In our last post, we discussed a variety of factors that have influenced frac activity levels in the Marcellus shale, including continually rising natural gas production levels, basis differentials at regional market hubs relative to Henry Hub natural gas spot prices, and pipeline takeaway constraints. Reduced drilling and completion (D&C) activity by certain operators has been offset by increased activity by others. That said, there is little doubt that D&C activity would be more robust were it not for these factors. We also took a look at some notable acquisitions and divestments in the Appalachian Basin, the most notable of which was Southwestern Energy’s acquisition from Chesapeake Energy of 413,000 net acres and 435 wells with net production in September 2014 of 336 MMcfe.
Today, we delve into well completion designs that have been used in efforts to optimize well performance and what implications it has had for proppant use. In particular, we focus on 16 leading E&Ps active in the Marcellus.
With E&Ps in full-scale well manufacturing mode in the Marcellus, emphasis has shifted to increased operational efficiency to bring down or, at the very least, contain well construction costs. But just as we see across several oily basins, operators targeting both liquids-rich and dry-gas zones of the Marcellus (and Utica) shale have continued to fine-tune well and frac designs to optimize well performance.
In an effort to increase EURs and produce wells to their maximum potential, E&Ps in the Marcellus have been: 1) drilling increasingly longer laterals; 2) improving lateral placement in the reservoir; 3) increasing frac stage counts per well; 4) using shorter stage lengths (SSL) and reduced cluster spacing (RCS) completions (tighter spacing between stages and more perforations or “perfs” per lateral). RCS completions were first adopted in the Marcellus, and operators have been using the technique since early-2012. As Credit Suisse has suggested, RCS completions have become “almost universally adopted in the Marcellus.” Operators are more commonly evaluating well costs and economics based on per-lateral-foot basis.
In April 2012, Range Resources announced that 2 wells using RCS completions produced at twice the initial production rate (IP-rate) as compared to non-RCS wells on the same well pad. In September 2013, Antero Resources commented that using RCS frac designs in 17 liquids-rich Marcellus wells resulted in incremental frac costs that averaged 20% higher than previous designs ($2 million vs. $1.5 million per well). But the operator saw IP-rates increase by 25-35% compared to similar wells in the area. CONSOL Energy commented that when it first used RCS on two wells in early-2012, IP-rate improvements over non-RCS wells were not meaningful. However, the operator observed that after 15 months of production history, these two wells were 20% and 40% above the type curve, respectively.
What is the implication of all of this for proppant?
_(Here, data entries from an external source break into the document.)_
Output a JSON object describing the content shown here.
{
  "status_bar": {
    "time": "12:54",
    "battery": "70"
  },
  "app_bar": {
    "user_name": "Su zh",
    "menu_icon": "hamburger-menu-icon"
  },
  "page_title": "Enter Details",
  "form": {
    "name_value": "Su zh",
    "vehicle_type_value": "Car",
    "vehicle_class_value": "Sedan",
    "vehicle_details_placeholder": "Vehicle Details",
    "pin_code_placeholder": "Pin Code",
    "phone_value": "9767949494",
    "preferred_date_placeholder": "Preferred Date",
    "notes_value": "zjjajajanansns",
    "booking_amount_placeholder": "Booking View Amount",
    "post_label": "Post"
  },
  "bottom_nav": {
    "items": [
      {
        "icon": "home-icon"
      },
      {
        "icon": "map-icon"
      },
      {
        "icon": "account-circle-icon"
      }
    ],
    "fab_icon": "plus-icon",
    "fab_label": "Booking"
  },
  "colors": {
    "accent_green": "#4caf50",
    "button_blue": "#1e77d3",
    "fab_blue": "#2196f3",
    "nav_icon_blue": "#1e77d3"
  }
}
Longer laterals, SSL/RCS completions, and increased stage counts per well all in isolation lead to increased proppant. But the contemporaneous adoption of all of these practices has led to significant increases in average proppant mass pumper per well.
We categorized 16 publicly-traded operators into peer groups as outlined in the table below. The E&Ps have collectively accounted for approximately 75% of frac activity in the Marcellus since 2012.
Notes: XTO Energy operates autonomously as a subsidiary of ExxonMobil and manages US Land upstream operations on behalf of its parent company; E&P categorization reflects that of Raymond James
The proppant mass index presented below uses weighted averages based on the number of wells frac’ed by operators within each peer group. The chart reflects growth of average proppant mass per well using 2011 Q4 as a base of comparison.
Sources: Primary Vision
The findings are rather staggering. As a collective, average total proppant mass per well is up 2.3x between 2011 Q4 and 2014 Q3. Our analytics reveal that as a collective group, average proppant mass per well has increased at a 32% CAGR between 2012 and 2014.
As this trend has played out, it has had cascading impacts across the upstream supply chain. After a surge of manufacturing capacity expansion during 2012 and 2013 led to an oversupply and falling pricing, frac sand suppliers have seen significant demand growth bring the market back closer to balance over the past ~12 months and have realized . Proppant logistics have been challenging due to chronic shortages of rail cars and truck-trailers as well as intermittently by weather. During 2014, operators have reported delays scheduling frac due to temporary sand shortages. Certain frac services providers have commented that proppant hauling costs essentially doubled overnight during spring 2014 – sand haulers appeared to be colluding by simultaneously charging a per-truck day rate rather than on a per-load basis. Some frac services providers have rushed to lock in long-term supply agreements with sand suppliers.